Ne demek ilk 500? Ve neden tartışan herkes o ilk 500’e girmenin üstün değeri konusunda hemfikir?
Kerameti kendinden menkul bazı uluslararası kuruluşlar var. Bunlar çeşitli ölçütleri göz önünde bulundurarak binlerce üniversiteyi inceliyor ve aralarında bir sıralama yapıyor. Kullandıkları ölçütlerin akademik değerleri tartışmalı hatta bir kısmı açıkça gülünç. Yine üniversiteleri alt alta dizerken yararlanılan çeşitli endeksler söz konusu (sci, ssci, ahci vs.) ve bu endeksler içinde yer alan dergilerde yayın yapıldığında sıralamadaki yeriniz de belirleniyor. Endekslere giren dergilerin büyük çoğunluğu İngilizce. Başkaca dillerde yayın yaparak girmek de mümkün ancak İngilizcenin büyük hakimiyeti tartışılmaz.

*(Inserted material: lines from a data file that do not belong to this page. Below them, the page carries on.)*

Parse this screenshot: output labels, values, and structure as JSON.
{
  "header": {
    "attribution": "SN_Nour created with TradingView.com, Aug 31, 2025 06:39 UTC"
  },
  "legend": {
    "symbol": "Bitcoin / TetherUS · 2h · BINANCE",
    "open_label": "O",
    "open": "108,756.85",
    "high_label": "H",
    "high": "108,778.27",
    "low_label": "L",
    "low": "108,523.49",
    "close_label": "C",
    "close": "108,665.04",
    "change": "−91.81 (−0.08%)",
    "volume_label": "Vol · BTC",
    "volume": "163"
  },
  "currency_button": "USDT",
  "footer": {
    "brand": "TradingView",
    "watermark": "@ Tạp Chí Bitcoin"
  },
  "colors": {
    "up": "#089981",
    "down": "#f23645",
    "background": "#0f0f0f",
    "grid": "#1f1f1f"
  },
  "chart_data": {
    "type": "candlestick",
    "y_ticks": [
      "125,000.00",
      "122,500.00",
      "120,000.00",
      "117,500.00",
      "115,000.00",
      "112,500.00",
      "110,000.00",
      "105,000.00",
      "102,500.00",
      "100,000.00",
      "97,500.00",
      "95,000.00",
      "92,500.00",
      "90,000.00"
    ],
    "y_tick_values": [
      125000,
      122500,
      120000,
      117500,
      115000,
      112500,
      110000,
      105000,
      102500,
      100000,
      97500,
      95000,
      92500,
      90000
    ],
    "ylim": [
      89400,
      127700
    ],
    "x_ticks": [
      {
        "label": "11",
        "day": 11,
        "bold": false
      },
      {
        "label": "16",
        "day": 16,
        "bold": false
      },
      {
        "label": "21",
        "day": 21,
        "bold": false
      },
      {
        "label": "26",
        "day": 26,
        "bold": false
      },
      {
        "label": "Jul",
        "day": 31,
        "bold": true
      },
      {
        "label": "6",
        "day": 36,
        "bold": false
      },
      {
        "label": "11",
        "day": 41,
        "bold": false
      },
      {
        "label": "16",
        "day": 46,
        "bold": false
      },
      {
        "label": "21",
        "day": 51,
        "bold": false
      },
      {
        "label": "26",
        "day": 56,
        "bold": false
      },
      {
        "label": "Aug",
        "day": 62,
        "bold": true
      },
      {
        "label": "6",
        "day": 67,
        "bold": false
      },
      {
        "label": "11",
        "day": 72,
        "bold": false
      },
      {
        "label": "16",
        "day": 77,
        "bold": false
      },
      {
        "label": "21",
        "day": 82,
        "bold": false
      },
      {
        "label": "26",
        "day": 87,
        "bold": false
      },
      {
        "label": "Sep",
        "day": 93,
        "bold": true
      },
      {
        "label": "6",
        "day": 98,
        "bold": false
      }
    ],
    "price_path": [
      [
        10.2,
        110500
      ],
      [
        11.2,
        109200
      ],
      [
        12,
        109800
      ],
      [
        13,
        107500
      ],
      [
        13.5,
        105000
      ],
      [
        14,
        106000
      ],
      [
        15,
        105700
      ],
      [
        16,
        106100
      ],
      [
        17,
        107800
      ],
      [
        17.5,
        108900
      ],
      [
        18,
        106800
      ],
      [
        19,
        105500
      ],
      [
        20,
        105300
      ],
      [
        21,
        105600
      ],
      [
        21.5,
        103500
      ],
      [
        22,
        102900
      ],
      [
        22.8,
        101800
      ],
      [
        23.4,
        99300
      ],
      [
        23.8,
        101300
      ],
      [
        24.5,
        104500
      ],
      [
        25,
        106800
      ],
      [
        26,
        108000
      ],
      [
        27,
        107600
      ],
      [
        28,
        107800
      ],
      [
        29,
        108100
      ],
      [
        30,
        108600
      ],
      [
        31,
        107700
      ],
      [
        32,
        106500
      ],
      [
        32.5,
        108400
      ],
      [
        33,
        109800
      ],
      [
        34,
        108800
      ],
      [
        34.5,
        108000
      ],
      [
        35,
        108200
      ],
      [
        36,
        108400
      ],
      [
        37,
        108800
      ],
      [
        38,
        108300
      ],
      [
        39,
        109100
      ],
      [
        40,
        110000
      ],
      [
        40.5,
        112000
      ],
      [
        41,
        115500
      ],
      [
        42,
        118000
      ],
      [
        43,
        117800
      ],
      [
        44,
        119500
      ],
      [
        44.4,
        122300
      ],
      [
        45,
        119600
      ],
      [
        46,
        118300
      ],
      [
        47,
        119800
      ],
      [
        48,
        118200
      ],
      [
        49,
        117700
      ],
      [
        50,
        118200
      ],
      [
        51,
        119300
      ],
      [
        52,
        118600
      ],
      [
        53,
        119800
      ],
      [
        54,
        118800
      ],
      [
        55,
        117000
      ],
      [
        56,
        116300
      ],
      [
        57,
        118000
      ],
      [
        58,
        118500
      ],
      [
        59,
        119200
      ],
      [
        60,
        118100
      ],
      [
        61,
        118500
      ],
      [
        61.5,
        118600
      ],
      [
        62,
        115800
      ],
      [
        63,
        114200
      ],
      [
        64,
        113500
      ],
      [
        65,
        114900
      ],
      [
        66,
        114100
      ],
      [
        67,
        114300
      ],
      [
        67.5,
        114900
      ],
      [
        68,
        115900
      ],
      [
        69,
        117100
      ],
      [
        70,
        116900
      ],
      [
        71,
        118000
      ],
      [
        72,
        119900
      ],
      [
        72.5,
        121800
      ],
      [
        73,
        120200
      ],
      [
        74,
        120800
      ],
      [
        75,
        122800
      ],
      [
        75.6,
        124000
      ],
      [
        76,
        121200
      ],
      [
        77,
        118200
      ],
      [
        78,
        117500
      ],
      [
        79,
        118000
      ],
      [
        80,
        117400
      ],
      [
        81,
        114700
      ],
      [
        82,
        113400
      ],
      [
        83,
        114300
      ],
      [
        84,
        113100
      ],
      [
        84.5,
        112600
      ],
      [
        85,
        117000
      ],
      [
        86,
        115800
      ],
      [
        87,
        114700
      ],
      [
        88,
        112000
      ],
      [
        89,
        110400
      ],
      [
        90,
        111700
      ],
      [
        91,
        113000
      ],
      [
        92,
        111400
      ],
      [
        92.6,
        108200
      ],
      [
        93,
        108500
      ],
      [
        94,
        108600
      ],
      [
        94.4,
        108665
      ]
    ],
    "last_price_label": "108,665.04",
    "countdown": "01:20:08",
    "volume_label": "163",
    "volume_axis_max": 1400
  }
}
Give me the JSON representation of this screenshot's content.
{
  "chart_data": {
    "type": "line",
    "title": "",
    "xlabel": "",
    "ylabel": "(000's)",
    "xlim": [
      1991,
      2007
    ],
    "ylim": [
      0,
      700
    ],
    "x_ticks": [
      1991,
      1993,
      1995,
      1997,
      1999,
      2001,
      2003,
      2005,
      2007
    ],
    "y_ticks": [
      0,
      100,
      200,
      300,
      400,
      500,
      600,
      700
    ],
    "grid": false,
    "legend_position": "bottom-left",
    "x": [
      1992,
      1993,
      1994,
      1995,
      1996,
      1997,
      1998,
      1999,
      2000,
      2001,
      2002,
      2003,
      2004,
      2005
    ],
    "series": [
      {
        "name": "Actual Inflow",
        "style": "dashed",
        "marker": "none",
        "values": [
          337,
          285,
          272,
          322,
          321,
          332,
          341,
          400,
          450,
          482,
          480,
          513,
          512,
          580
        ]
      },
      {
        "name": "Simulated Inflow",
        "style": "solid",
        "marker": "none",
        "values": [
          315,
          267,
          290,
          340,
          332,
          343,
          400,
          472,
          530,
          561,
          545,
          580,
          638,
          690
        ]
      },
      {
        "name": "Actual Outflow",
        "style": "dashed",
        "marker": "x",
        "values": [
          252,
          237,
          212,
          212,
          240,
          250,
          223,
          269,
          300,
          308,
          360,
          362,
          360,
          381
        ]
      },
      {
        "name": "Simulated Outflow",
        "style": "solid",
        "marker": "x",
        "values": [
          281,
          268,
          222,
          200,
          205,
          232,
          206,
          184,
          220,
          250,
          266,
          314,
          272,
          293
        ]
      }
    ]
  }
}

Bir kez bu sistemin üstünlüğü ve vazgeçilmezliği kabul edildiği andan itibaren seçkin olma yarışındaki üniversite idareleri ile akademisyenler arasında özünde ‘bilim’ ve ‘akademi’ ile ilgisi olmayan bir mücadele başlıyor. Bakmayın ‘mücadele’ dediğime, ‘idarecilerin akademisyene eziyeti’ daha doğru adlandırma aslında. Bu eziyet sonunda daha ‘nitelikli’ değil, daha ‘sahtekârca’ ve akademik etkinliği tüketen sonuçlara ve tabii bir de müthiş kâr getiren akademik pazarın doğmasına neden oluyor.
Hikâyeyi biraz baştan alacağım:
Halihazırdaki akademiden ve seçkin kurumlardan önce de bir yaşam vardı Türkiye’de! Ben, benden öncekini halihazırda vefat etmiş ya da emekli olmuş akademisyenlerden öğrendim, dinledim ve okudum. Çok mu matahtı önceki akademik anlayış ve üniversite? Eleştirilecek şeyler elbette vardı. Buna mukabil, bugünle karşılaştırılamayacak iyilikleri de mevcuttu. Hiç olmazsa ‘başka’ bir şeydi. Ya da o ‘başka bir şeye’ de izin veriliyordu.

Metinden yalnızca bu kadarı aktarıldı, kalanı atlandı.